O fechamento do mês de março marca um ponto de inflexão na política catarinense. Com o encerramento do prazo para desincompatibilização de ocupantes de cargos executivos, as peças do tabuleiro para a disputa ao Governo do Estado em 2026 estão oficialmente posicionadas. O cenário é de polarização acentuada, rachas partidários e a formação de blocos de peso que prometem uma das disputas mais acirradas das últimas décadas.
O Embate das Chapas Majoritárias
No campo da situação, o governador Jorginho Mello (PL) confirmou que buscará a reeleição. Em um movimento estratégico para consolidar o apoio na região Norte, o governador anunciou uma chapa de peso com o prefeito de Joinville, Adriano Silva (Novo), como seu pré-candidato a vice-governador. A aliança forçou a renúncia de Adriano Silva da prefeitura da maior cidade do estado, unindo as forças do PL e do Partido Novo.
Na oposição, a principal frente de resistência consolidou-se em torno de João Rodrigues (PSD). O ex-prefeito de Chapecó renunciou ao cargo nesta semana para liderar uma coalizão robusta que reúne PSD, MDB, PP e União Brasil. Este bloco já projeta nomes para outras esferas, indicando o senador Esperidião Amin (PP) como o nome para a disputa da vaga única ao Senado, enquanto o ex-governador Raimundo Colombo (PSD) focará na disputa por uma vaga na Câmara Federal.
Fragmentação e Diversidade Ideológica
Além das duas frentes principais, outros nomes emergem para representar diferentes nichos do eleitorado catarinense:
Esquerda e Progressistas: Décio Lima (PT) desponta como o nome natural da Federação Brasil da Esperança (PT/PV/PCdoB), enquanto Afrânio Boppré (PSOL) mantém a tradição de uma candidatura própria para marcar posição ideológica.

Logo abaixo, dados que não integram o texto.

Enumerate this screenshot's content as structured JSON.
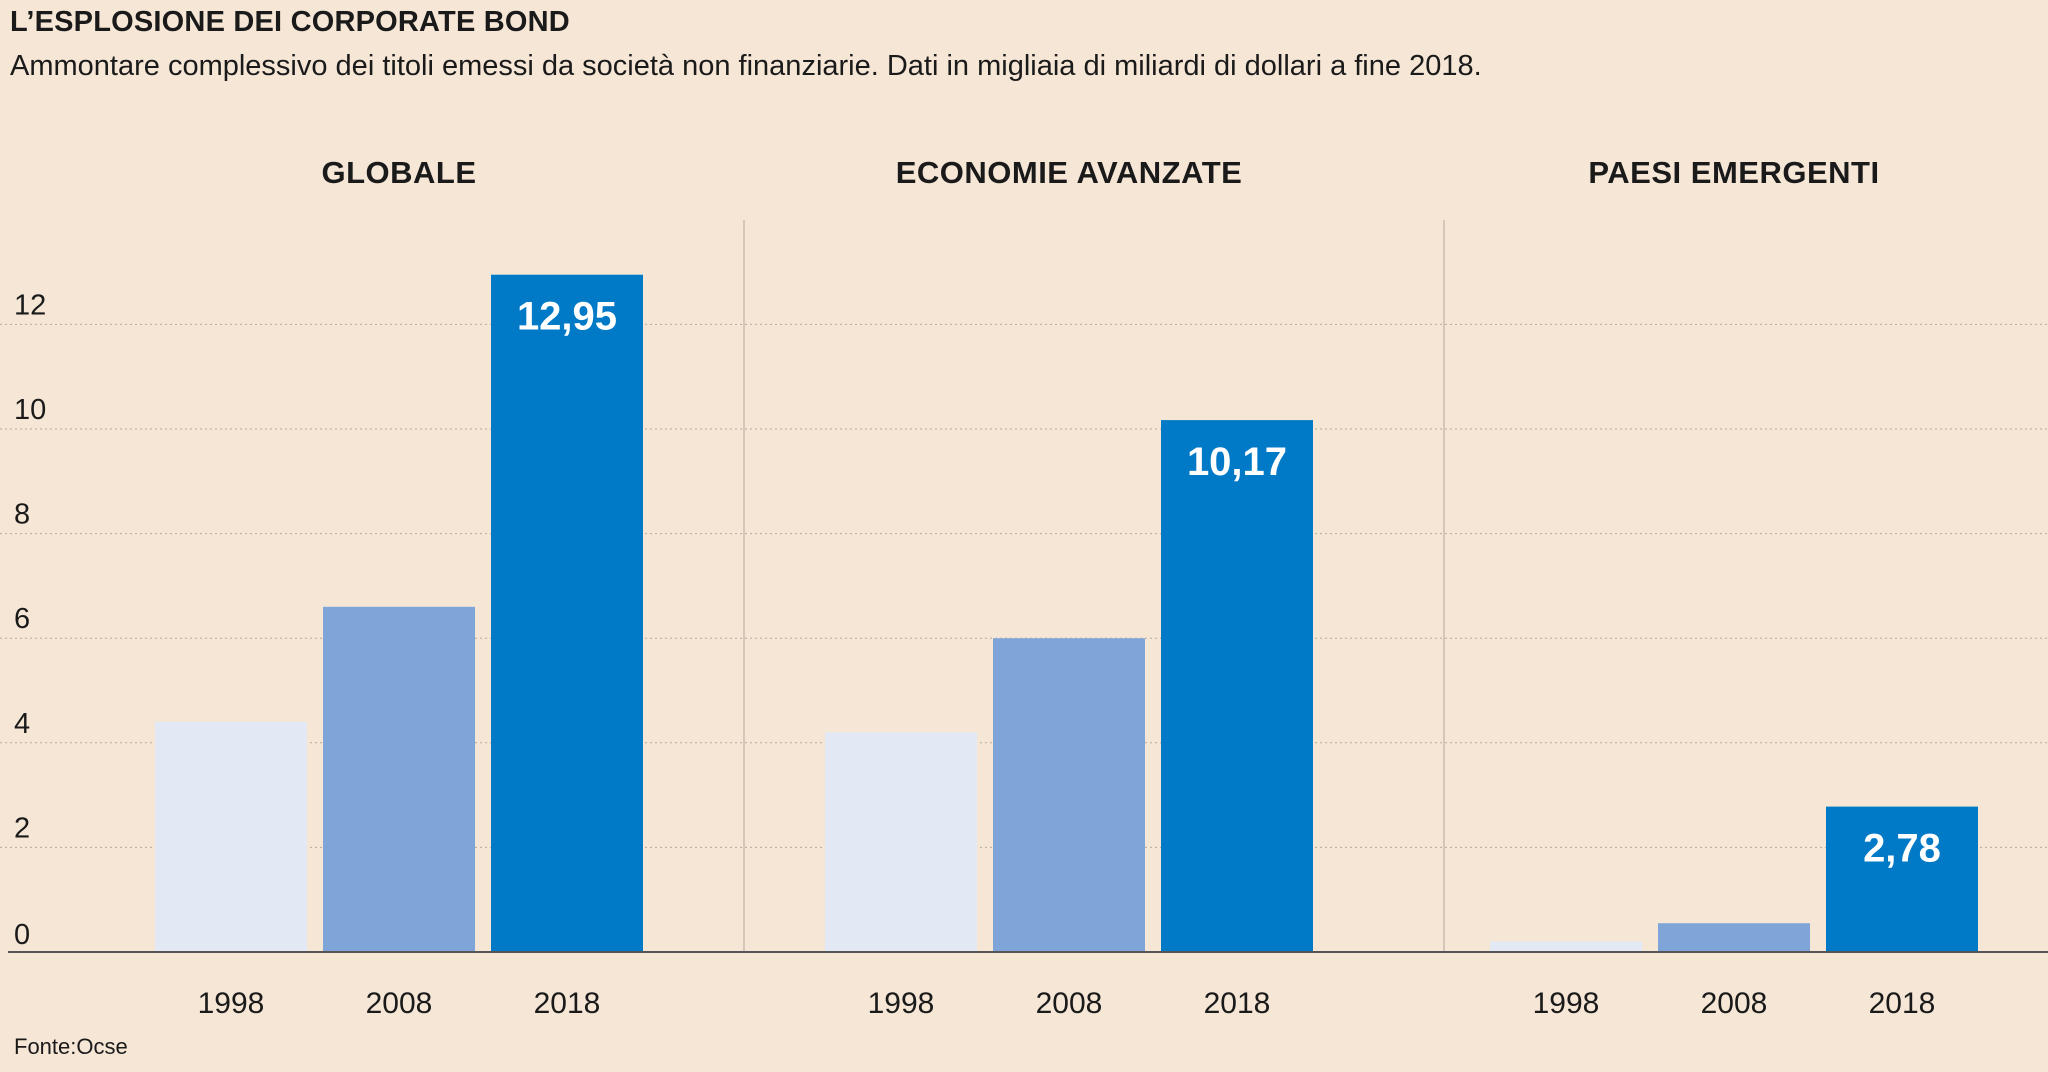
{
  "header": {
    "title": "L’ESPLOSIONE DEI CORPORATE BOND",
    "subtitle": "Ammontare complessivo dei titoli emessi da società non finanziarie. Dati in migliaia di miliardi di dollari a fine 2018."
  },
  "footer": {
    "source": "Fonte:Ocse"
  },
  "colors": {
    "background": "#f5e6d6",
    "bar_1998": "#e2e8f4",
    "bar_2008": "#7fa5d8",
    "bar_2018": "#007ac7",
    "gridline": "#b5aa9e",
    "divider": "#c9bcae",
    "axis": "#555555",
    "value_label": "#ffffff"
  },
  "chart_data": {
    "type": "bar",
    "yticks": [
      0,
      2,
      4,
      6,
      8,
      10,
      12
    ],
    "ylim": [
      0,
      14
    ],
    "grid": true,
    "panels": [
      {
        "title": "GLOBALE",
        "categories": [
          "1998",
          "2008",
          "2018"
        ],
        "values": [
          4.4,
          6.6,
          12.95
        ],
        "labels": [
          "",
          "",
          "12,95"
        ]
      },
      {
        "title": "ECONOMIE AVANZATE",
        "categories": [
          "1998",
          "2008",
          "2018"
        ],
        "values": [
          4.2,
          6.0,
          10.17
        ],
        "labels": [
          "",
          "",
          "10,17"
        ]
      },
      {
        "title": "PAESI EMERGENTI",
        "categories": [
          "1998",
          "2008",
          "2018"
        ],
        "values": [
          0.2,
          0.55,
          2.78
        ],
        "labels": [
          "",
          "",
          "2,78"
        ]
      }
    ]
  }
}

Centro e Nova Direita: O deputado estadual Marcos Vieira (PSDB) trabalha para recuperar o protagonismo tucano no estado, enquanto Marcelo Brigadeiro (Missão) surge como uma alternativa de direita fora dos partidos tradicionais.
Divisões Estratégicas
A reta final de março também foi marcada por tensões internas. A saída do prefeito de Florianópolis, Topázio Neto, do PSD, causou um racha significativo. Ao declarar apoio à reeleição de Jorginho Mello, Topázio desalinhou-se da estratégia de seu antigo partido, evidenciando a complexidade das costuras políticas na capital.
Próximos Passos
Embora os nomes estejam postos e as pré-candidaturas oficializadas pelos próprios agentes políticos, a confirmação definitiva ocorrerá durante as convenções partidárias, previstas para o período entre julho e agosto. Até lá, o foco dos candidatos se volta para a construção de planos de governo regionais e o fortalecimento das bases no interior do estado.